As Chart 3 shows, these assumptions would not have been appropriate during the 1990s or 2000s, because they would have implied a longstanding oversupply of around 50,000 dwellings.
However, they provide a better indication of the undersupply or oversupply during recent years given current land and house prices (more on that qualifier in a moment). In particular, population growth averaging 0.4%pa between March 2020 and September 2022, coupled with 95,900 new homes added to the dwelling stock, saw a reduction in the housing undersupply of almost 68,000 homes. Since then, faster population growth (averaging 2.7%pa) has seen the undersupply increase again, by 26,400 homes.
A sustained problem needs a long-term solution
CoreLogic’s quarterly index shows that house prices fell 15% between December 2021 and June 2023, and there was less of a sense of demand stress within the housing market. However, even with this house price correction, it seems implausible that the dwelling stock got into a position of oversupply during 2022, as suggested in Chart 3. Long-term comparisons indicate that house prices and debt-servicing costs are still highly elevated compared to incomes.
Instead, we believe that there was an oversupply of housing in 2022, given how far house prices had risen in 2021 and the evolving expectation in 2021/22 that mortgage rates would need to rise substantially. If more affordable conditions were to eventuate (for example, house prices were 30-40% lower so that house-price-to-income ratios were in line with their average of the last 40 years), actual demand for housing would be significantly and sustainably higher. This hypothesis lines up with recent statements by the Minister of Housing, Chris Bishop, who stated that house prices need to fall because “average house prices to the average household income are too high by any objective measure. They are severely unaffordable by international standards.” In other words, there is latent demand for housing from people that will remain hidden while housing remains severely unaffordable.

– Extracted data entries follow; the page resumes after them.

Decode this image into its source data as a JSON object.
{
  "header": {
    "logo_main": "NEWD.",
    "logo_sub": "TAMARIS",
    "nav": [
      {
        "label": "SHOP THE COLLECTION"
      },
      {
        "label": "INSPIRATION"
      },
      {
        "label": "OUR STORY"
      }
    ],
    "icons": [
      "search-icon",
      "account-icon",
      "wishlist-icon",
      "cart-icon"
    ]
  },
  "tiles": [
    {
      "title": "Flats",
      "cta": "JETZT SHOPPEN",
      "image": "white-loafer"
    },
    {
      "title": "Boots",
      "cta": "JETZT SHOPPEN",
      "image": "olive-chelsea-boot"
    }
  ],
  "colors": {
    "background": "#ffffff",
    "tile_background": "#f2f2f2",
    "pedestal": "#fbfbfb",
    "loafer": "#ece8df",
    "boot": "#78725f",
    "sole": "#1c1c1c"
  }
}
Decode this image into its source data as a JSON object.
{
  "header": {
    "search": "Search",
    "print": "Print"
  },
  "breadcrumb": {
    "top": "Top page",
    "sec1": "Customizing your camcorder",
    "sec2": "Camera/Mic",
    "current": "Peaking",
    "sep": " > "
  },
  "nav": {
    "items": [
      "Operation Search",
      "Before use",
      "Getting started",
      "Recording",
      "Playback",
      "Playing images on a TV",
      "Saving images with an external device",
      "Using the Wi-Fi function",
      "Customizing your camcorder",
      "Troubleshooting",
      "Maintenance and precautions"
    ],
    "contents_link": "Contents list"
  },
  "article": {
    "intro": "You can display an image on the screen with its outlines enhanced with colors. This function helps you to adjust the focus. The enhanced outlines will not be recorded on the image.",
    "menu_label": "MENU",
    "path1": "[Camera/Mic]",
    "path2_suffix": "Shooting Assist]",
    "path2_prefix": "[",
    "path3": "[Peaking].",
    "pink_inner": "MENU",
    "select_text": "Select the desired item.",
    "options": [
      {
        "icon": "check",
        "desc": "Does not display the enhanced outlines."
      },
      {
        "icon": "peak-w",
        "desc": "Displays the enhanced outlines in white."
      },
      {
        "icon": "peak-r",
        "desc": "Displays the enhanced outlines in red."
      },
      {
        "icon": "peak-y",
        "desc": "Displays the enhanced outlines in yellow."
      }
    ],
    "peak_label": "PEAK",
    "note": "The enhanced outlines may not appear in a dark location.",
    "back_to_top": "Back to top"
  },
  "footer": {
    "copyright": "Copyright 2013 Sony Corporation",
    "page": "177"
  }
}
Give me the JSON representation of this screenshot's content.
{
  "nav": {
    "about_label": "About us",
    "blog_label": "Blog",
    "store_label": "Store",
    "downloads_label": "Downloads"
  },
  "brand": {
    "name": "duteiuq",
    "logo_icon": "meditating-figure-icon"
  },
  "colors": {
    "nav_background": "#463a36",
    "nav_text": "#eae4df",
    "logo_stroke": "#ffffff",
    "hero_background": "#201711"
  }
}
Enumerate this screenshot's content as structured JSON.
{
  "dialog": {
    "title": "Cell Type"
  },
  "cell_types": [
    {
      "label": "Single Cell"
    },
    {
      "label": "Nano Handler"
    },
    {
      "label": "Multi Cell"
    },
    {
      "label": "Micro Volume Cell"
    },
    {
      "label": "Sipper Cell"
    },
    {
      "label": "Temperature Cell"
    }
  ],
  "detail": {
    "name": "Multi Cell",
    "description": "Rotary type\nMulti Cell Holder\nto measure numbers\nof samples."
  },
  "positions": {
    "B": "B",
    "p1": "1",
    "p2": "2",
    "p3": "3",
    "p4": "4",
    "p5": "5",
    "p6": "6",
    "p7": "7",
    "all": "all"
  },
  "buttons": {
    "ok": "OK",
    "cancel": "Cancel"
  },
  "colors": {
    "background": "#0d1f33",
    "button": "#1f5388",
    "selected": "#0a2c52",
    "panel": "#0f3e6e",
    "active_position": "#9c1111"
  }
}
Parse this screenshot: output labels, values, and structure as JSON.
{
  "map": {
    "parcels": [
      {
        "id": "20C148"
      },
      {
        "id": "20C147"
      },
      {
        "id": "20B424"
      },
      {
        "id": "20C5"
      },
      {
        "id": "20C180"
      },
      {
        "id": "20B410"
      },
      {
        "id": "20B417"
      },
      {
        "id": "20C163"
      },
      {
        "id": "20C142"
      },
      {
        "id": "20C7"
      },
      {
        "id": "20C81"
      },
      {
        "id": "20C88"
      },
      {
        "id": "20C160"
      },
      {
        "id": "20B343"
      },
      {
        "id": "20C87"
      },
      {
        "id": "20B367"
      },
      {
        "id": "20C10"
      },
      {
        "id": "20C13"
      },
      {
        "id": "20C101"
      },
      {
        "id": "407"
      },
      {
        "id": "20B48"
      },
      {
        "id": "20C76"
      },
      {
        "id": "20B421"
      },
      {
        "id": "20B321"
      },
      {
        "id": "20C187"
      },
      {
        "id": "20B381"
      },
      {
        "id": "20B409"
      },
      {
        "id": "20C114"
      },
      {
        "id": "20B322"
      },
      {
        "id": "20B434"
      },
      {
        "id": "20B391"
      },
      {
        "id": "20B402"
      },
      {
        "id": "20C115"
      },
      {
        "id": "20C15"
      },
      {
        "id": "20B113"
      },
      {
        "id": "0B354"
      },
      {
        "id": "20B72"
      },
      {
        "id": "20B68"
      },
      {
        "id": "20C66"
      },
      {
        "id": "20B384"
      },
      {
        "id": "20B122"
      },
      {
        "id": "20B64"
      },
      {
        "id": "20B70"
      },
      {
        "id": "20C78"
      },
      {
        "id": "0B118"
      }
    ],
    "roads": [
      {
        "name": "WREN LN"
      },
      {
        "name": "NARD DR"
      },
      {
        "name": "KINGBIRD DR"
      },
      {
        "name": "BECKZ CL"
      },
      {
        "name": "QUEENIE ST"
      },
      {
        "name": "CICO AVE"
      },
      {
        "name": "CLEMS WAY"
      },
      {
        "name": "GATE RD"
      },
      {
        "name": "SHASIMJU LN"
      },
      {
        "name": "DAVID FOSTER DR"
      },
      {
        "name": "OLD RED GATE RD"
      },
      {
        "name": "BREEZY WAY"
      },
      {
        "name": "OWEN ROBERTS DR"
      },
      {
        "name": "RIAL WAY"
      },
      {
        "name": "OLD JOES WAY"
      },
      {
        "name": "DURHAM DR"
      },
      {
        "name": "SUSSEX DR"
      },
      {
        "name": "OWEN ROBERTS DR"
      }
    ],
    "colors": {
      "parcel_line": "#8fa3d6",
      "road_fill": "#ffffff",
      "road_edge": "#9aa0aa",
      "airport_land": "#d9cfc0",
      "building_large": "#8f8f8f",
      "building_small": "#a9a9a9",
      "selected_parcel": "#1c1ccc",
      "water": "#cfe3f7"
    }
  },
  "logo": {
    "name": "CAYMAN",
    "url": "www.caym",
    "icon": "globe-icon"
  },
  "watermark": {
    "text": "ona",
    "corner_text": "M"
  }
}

The government has indicated that improving the supply of housing is one of its major priorities, through addressing zoning regulations, reforming the Resource Management Act, and providing funding for key infrastructure around housing developments. In our view, freeing up the supply of land is the crucial element in addressing the housing crisis and making housing more affordable again. However, we’re also conscious that neither of the most recent National-led or Labour-led governments over the last 15 years have made any sustained headway in slowing the upward march of house prices, let alone achieved a lasting improvement in affordability metrics.
For now, our conclusion is that the nationwide undersupply of housing is somewhere between the 20,400 and 113,000 homes indicated by our two sets of modelling assumptions. Most critically, though, this undersupply has worsened over the last 18 months as population growth has accelerated ahead of the supply of new housing.
1 These assumptions underpinned our work in 2019 that suggested the nationwide undersupply of dwellings could be as small as 2,500 homes, rather than the 130,000 estimated by Kiwibank. As our new analysis shows, our 2019 figure is likely to have been too low, even considering the suppression of demand for housing by unaffordably high house prices. However, we note that our 2019 work also showed considerable variation by region, with the biggest housing supply issues concentrated in Auckland (which, along with Queenstown-Lakes, is probably still the case).